Thumbing through a magazine of deep sea horrors, fish with witless, monster jaws, teeth like a mouthful of tusks. Bulbous eyes. Translucent bodies glimmering against the pitch depths. I should really divorce my wife. I toss the mag. I am a powerful, muscular swimmer. But the ocean is horrible. I will never swim again.

I go to my job, in the basement of a seafood restaurant. The pungent fish odour makes me gag, so I enter through the back way, holding my sleeve to my nose. The noonday sun is blotted by the dark interior, like a black sponge soaking up urine. Down a rusted green flight of cast-iron steps, and down a musty hallway. Into a small but organized crowd milling about on a grime-blasted floor, beneath dim jade-tinted lights. The restless audience of assorted types (ranging from your burly tough tattoo-victim to blackframe glasses pencil-poppin' accountant dealies) begins to collect themselves onto the riser tiers. All in search of rare thrills, sick and unique highs. They've come to the right place.
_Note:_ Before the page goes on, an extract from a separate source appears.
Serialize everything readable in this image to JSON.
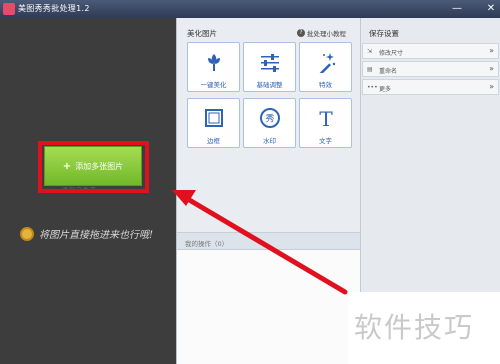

The judges sit attentively in front of a long, narrow table, with a sheet of paper each. They suck and tap their ink fountain pens. Everything in life is this long, indeterminate waiting, interspersed with moments of magnificence. Waiting, until the moment of grandure, when your single talent, no matter how pathetic and obscure, can be showcased for the whole world to see, and the heavens have parted their dusky cloak to reveal the jewels of the sky, shining for you and you alone.

For some people, that moment of grandure is the East Coast Underground Endurance Diving Dive-a-thon. Today's contestant enters the suddenly silent chamber, dressed in her one-piece light blue bathing suit. Her middle-aged face with snub nose, round cheeks, chipped glass eyes. Hair drawn back beneath her diving cap, causing red scalp fringe tension. Rosy skin from the sun, sun from the practice, practice from the desire to be in this competition and do well. My red desire diver.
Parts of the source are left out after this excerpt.